Modalités d'information des conseillers municipaux dans les communes de moins de 3500 habitant

  • Modalités d’information des conseillers municipaux dans les communes de moins de 3500 habitants

Une réponse ministérielle vient préciser les obligations d’information des membres du conseil municipal dans les communes de moins de 3500 habitants (notamment concernant la diffusion de note de synthèse).

Les conseillers municipaux détiennent, en application de l'article L. 2121-13 du code général des collectivités territoriales (CGCT), un droit à l'information à propos des affaires inscrites à l'ordre du jour du conseil municipal. Dans les communes de moins de 3 500 habitants, seuls les projets de délibération portant sur une installation classée pour la protection de l'environnement font l'objet d'une note de synthèse.

En revanche, pour les autres affaires portées à l'ordre du jour du conseil municipal d'une commune de moins de 3 500 habitants, le législateur n'impose aucune règle particulière. Il en résulte que le maire de la commune doit assurer la diffusion de l'information auprès des conseillers municipaux par les moyens qu'il juge les plus adéquats.
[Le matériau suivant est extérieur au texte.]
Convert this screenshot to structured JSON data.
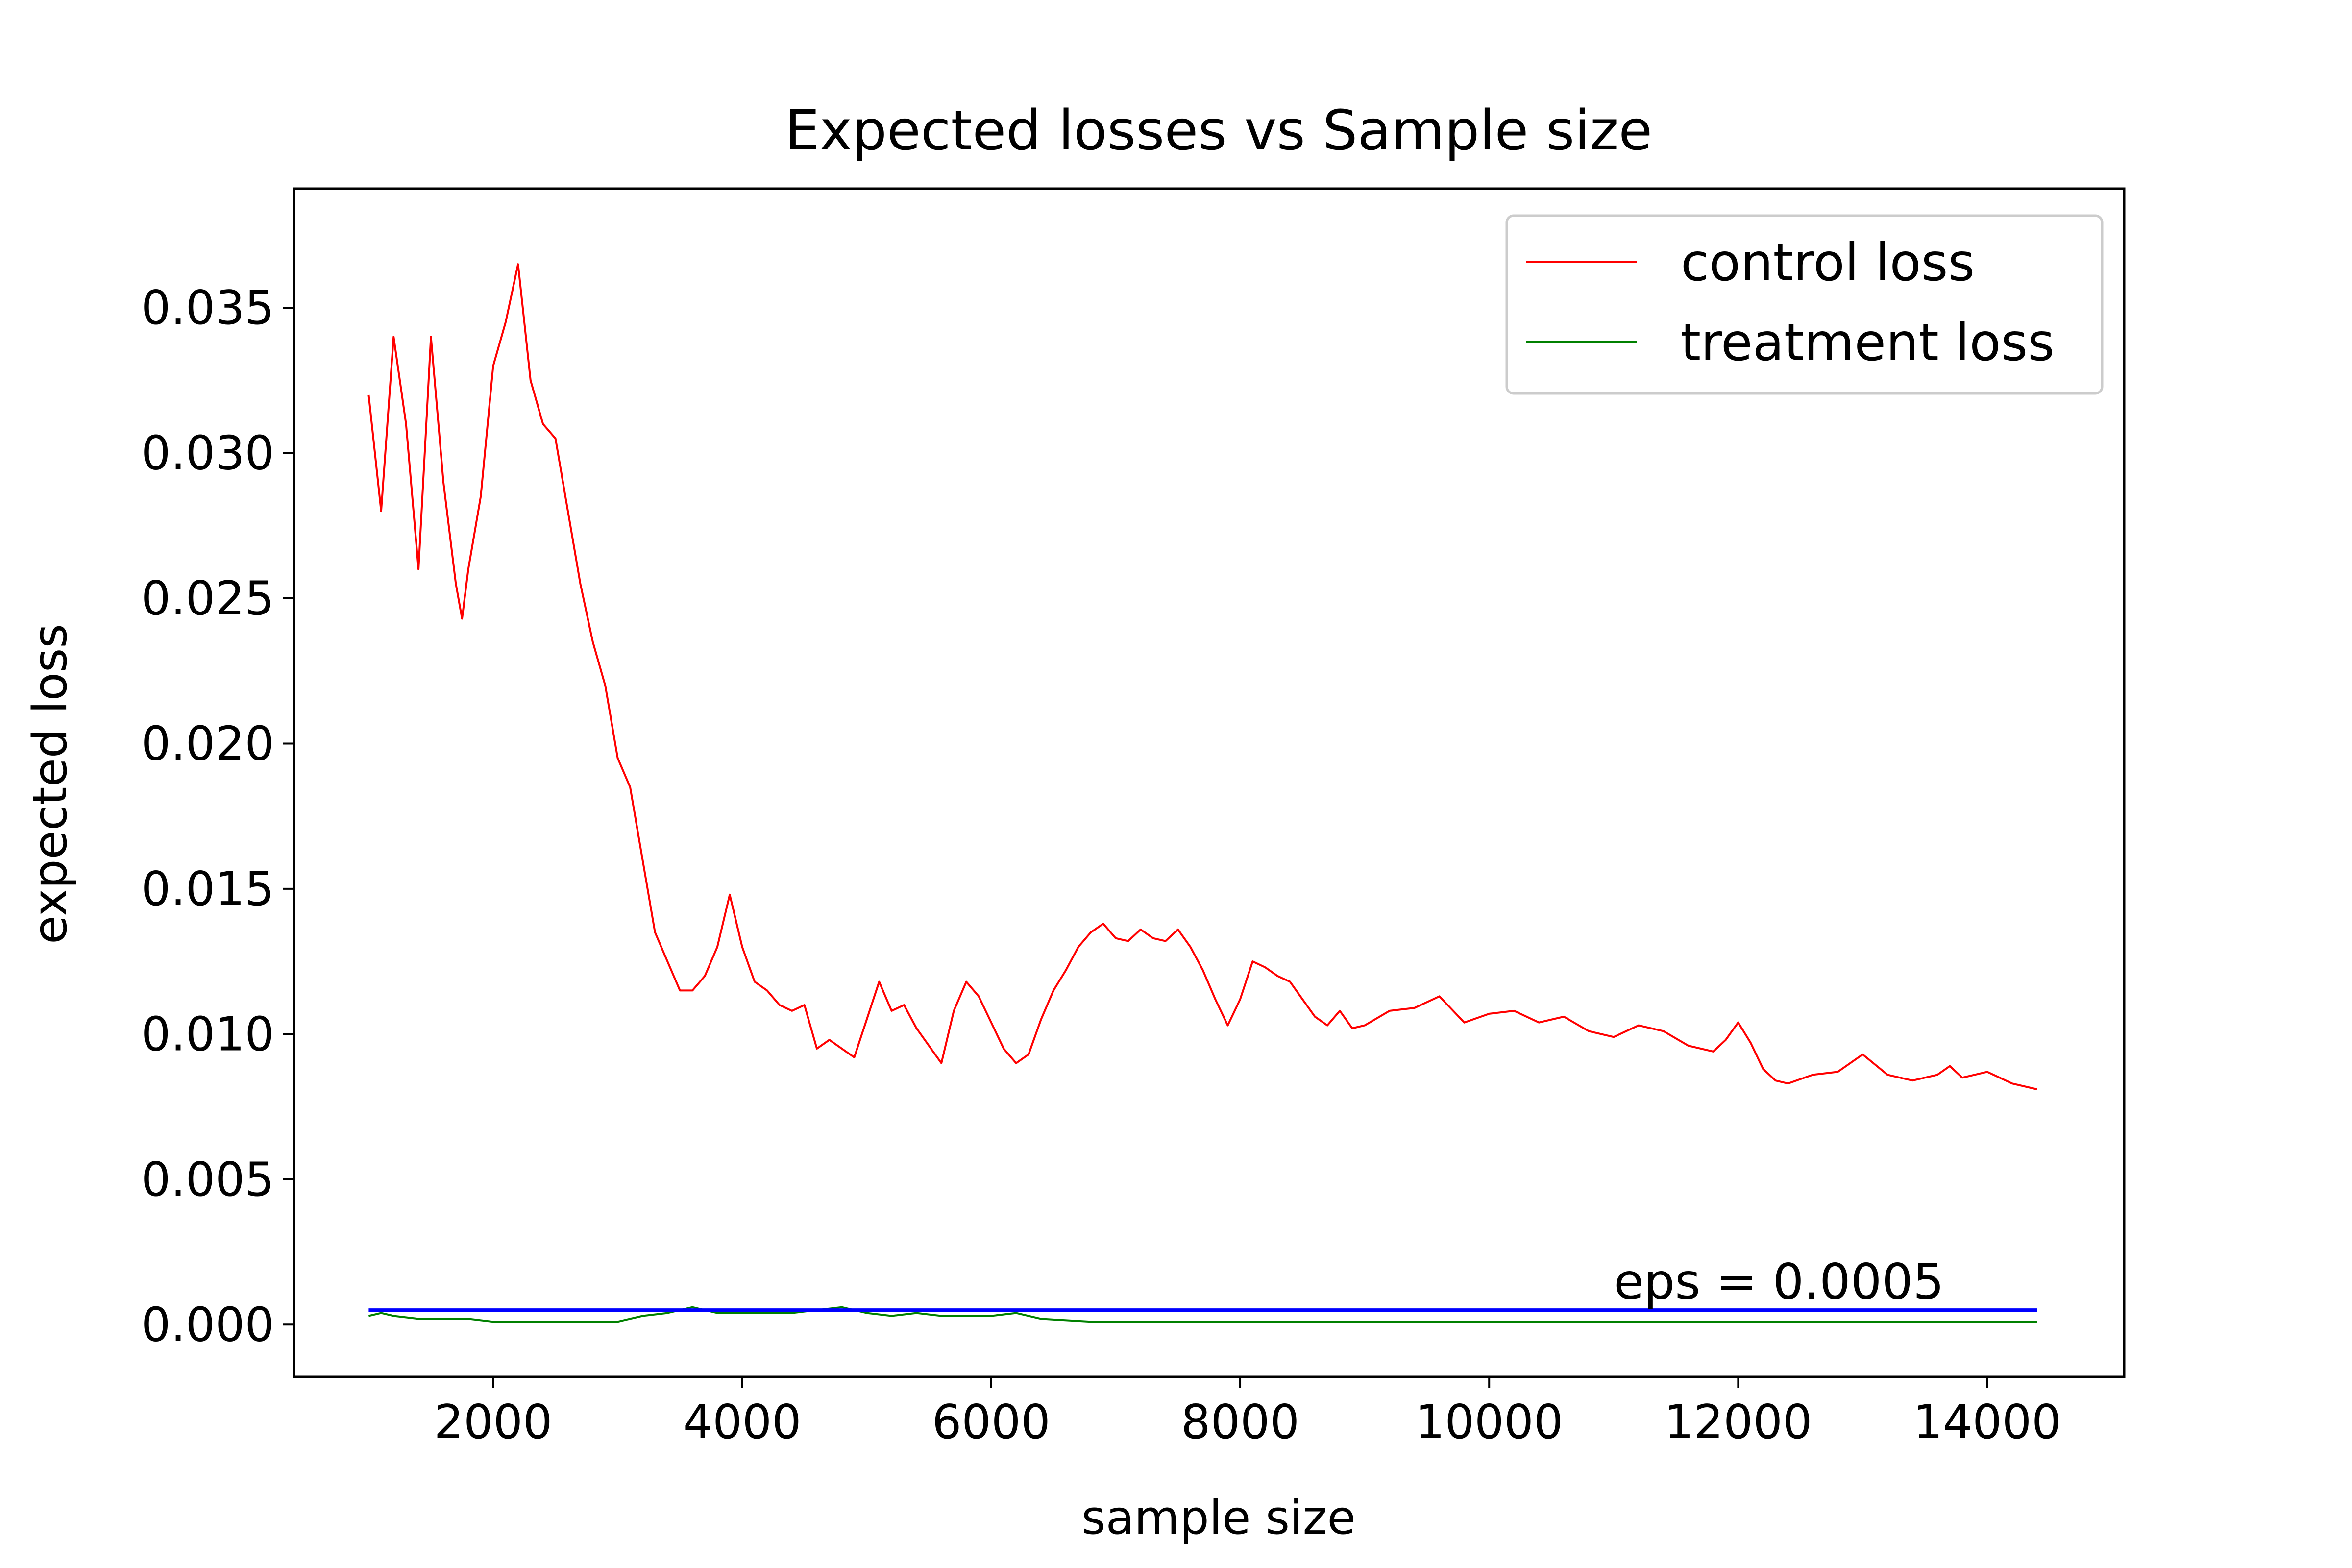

En l'absence de dispositions législatives et réglementaires expresses, le juge administratif a précisé quelles devaient être les modalités d'exercice du droit à l'information ainsi que ses limites.

Les conseillers municipaux peuvent ainsi obtenir directement des services municipaux la communication de tous les documents dont ils disposent. Par ailleurs, si l'information doit être donnée en temps utile, la cour administrative d'appel de Douai a jugé qu'une communication en début ou en cours de séance peut être suffisante si elle permet une information correcte avant le vote de la délibération (CAA Douai, 11 mai 2000, Commune de Sangatte, n°  96DA02550).

De même, un conseiller est en droit de demander la communication de documents pendant la séance même s'il pouvait y avoir accès avant, sachant que l'exécutif peut toutefois s'opposer aux demandes à caractère dilatoire. Ainsi, le juge n'annulera une délibération pour manquement au droit à l'information des élus que s'il est établi que la communication de documents aurait été vainement demandée à l'exécutif local avant la réunion de l'assemblée (CE, 29 décembre 1999, Commune de Port-Saint-Louis-du-Rhône, n°  158472).

De manière générale, il se déduit de la jurisprudence que le défaut d'organisation d'une information préalable à l'initiative de l'exécutif d'une commune de moins de 3 500 habitants ne peut, à elle seule, justifier l'annulation d'une délibération : ce n'est que si le maire ne donne pas satisfaction à la demande de communication des documents nécessaires à leur information, formulée par les conseillers, qu'il est porté atteinte au dispositif légal.